Antifungal susceptibility test.

Caspofungin (GoldBio, St. Louis, MO) was dissolved in sterile Milli-Q water to a concentration of 1 mg/ml. The caspofungin stock solution was stored at −80°C in individual aliquots for one-time use. The CLSI M27-A2 (73) testing standard was slightly modified and used to test Candida planktonic caspofungin susceptibility. The cells were diluted to a concentration of 5.0 × 10² to 2.5 × 10³ cells/ml in YNB medium (50 mM glucose, pH 7). The cultures were allowed to grow for 48 h in test tubes at 37°C without agitation. The optical density at 600 nm (OD₆₀₀) of planktonic cultures was measured after 48 h. To test biofilm susceptibility, 96-well microtiter plates were coated with HI FBS and placed at 37°C overnight. The wells were washed once with PBS before inoculating with prepared cell cultures as mentioned above. The final volume in the wells was 100 μl. Biofilms were allowed to grow for 24 h at 37°C. After 24 h, the biofilms were washed twice with 200 μl PBS, and fresh YNB medium or YNB medium with caspofungin was added to the wells. The plates were placed back at 37°C for 24 h. After 48 h of total growth, the biofilms were washed twice with 200 μl PBS and processed with either the XTT assay or CLSM for biofilm cell counts.

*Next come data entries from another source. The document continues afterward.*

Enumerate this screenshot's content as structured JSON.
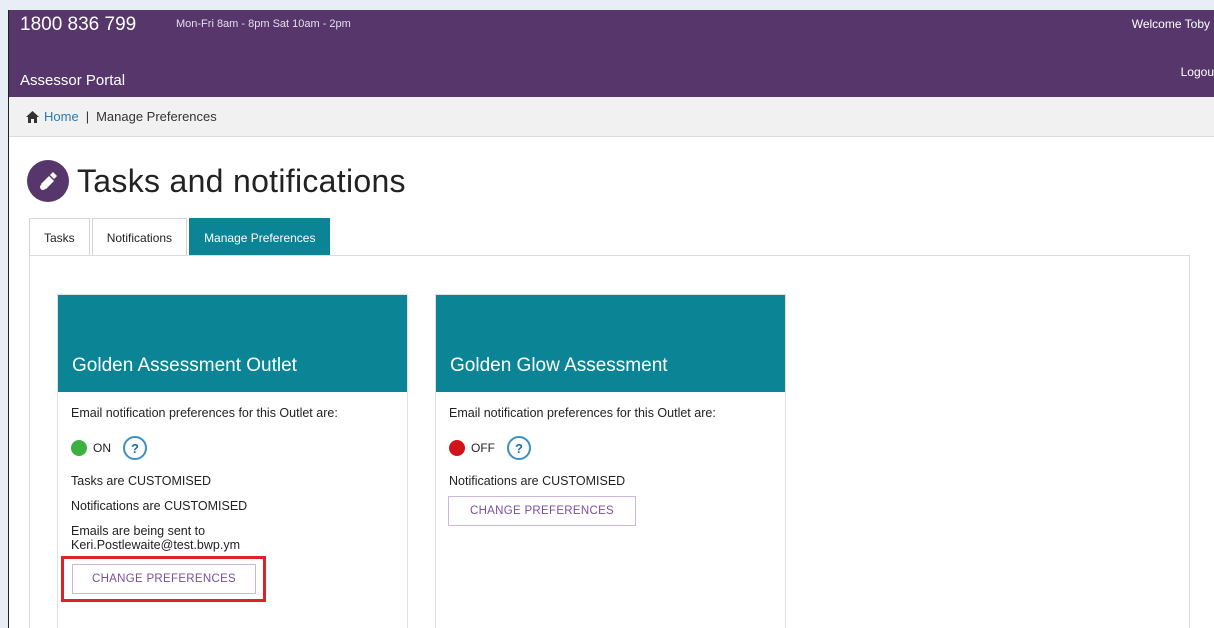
{
  "header": {
    "phone": "1800 836 799",
    "hours": "Mon-Fri 8am - 8pm Sat 10am - 2pm",
    "portal_name": "Assessor Portal",
    "welcome": "Welcome Toby",
    "logout": "Logou"
  },
  "breadcrumb": {
    "home": "Home",
    "separator": "|",
    "current": "Manage Preferences"
  },
  "page": {
    "title": "Tasks and notifications"
  },
  "tabs": [
    {
      "label": "Tasks",
      "active": false
    },
    {
      "label": "Notifications",
      "active": false
    },
    {
      "label": "Manage Preferences",
      "active": true
    }
  ],
  "cards": [
    {
      "title": "Golden Assessment Outlet",
      "pref_label": "Email notification preferences for this Outlet are:",
      "status": "ON",
      "status_color": "#3cb043",
      "help": "?",
      "lines": [
        "Tasks are CUSTOMISED",
        "Notifications are CUSTOMISED"
      ],
      "email_prefix": "Emails are being sent to",
      "email": "Keri.Postlewaite@test.bwp.ym",
      "button": "CHANGE PREFERENCES",
      "highlighted": true
    },
    {
      "title": "Golden Glow Assessment",
      "pref_label": "Email notification preferences for this Outlet are:",
      "status": "OFF",
      "status_color": "#d0141c",
      "help": "?",
      "lines": [
        "Notifications are CUSTOMISED"
      ],
      "button": "CHANGE PREFERENCES",
      "highlighted": false
    }
  ],
  "colors": {
    "header_bg": "#56366b",
    "accent": "#0b8496",
    "highlight": "#e0202a"
  }
}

The quantitation of Candida biofilms was performed as described previously (74, 75) using both a biochemical assay, the XTT reduction assay, and CFU measurements via confocal microscopy. XTT is reduced by mitochondrial dehydrogenase into a water-soluble formazan product that is measured spectrophotometrically. Briefly, XTT (Sigma Chemical Co. [St. Louis, MO] or Amresco) was dissolved in PBS to a final concentration of 0.5 mg/ml and filter sterilized. Menadione (Spectrum, NJ) was dissolved in acetone to a final concentration of 10 mM. XTT and menadione aliquots were stored at −80°C for future use. The menadione solution was added to the XTT solution for a final concentration of 1 μM. One hundred microliters of the XTT-menadione solution was added to the wells, and the plates were wrapped in foil and incubated at 37°C for 3 h. Eighty microliters of the supernatant was added to a new 96-well plate and measured at 490 nm (Tecan Infinite M200). The percent viability was calculated using the following equation: percent viability = 100 × (A₄₉₀ treated − A₄₉₀ background)/(A₄₉₀ untreated − A₄₉₀ background).

To count biofilm cells from the antifungal susceptibility test, cells were removed from the 96-well plates by the addition of 100 μl PBS and scraped with a pipette tip. A total of 3 technical replicates were collected and combined for one sample in a microcentrifuge tube. The samples were vortexed vigorously and 10 μl of cell suspension was added to a coverslip and imaged. Images were taken using a Leica TCS SP5 (Leica, Germany) using an HCX Plan-Apo 40×/0.85 dry objective with 488 nm and 543 nm laser lines with a 1.7× zoom. Ten images were taken per sample, and cell counts from a total of 3 biological replicates were counted using Image J software (70).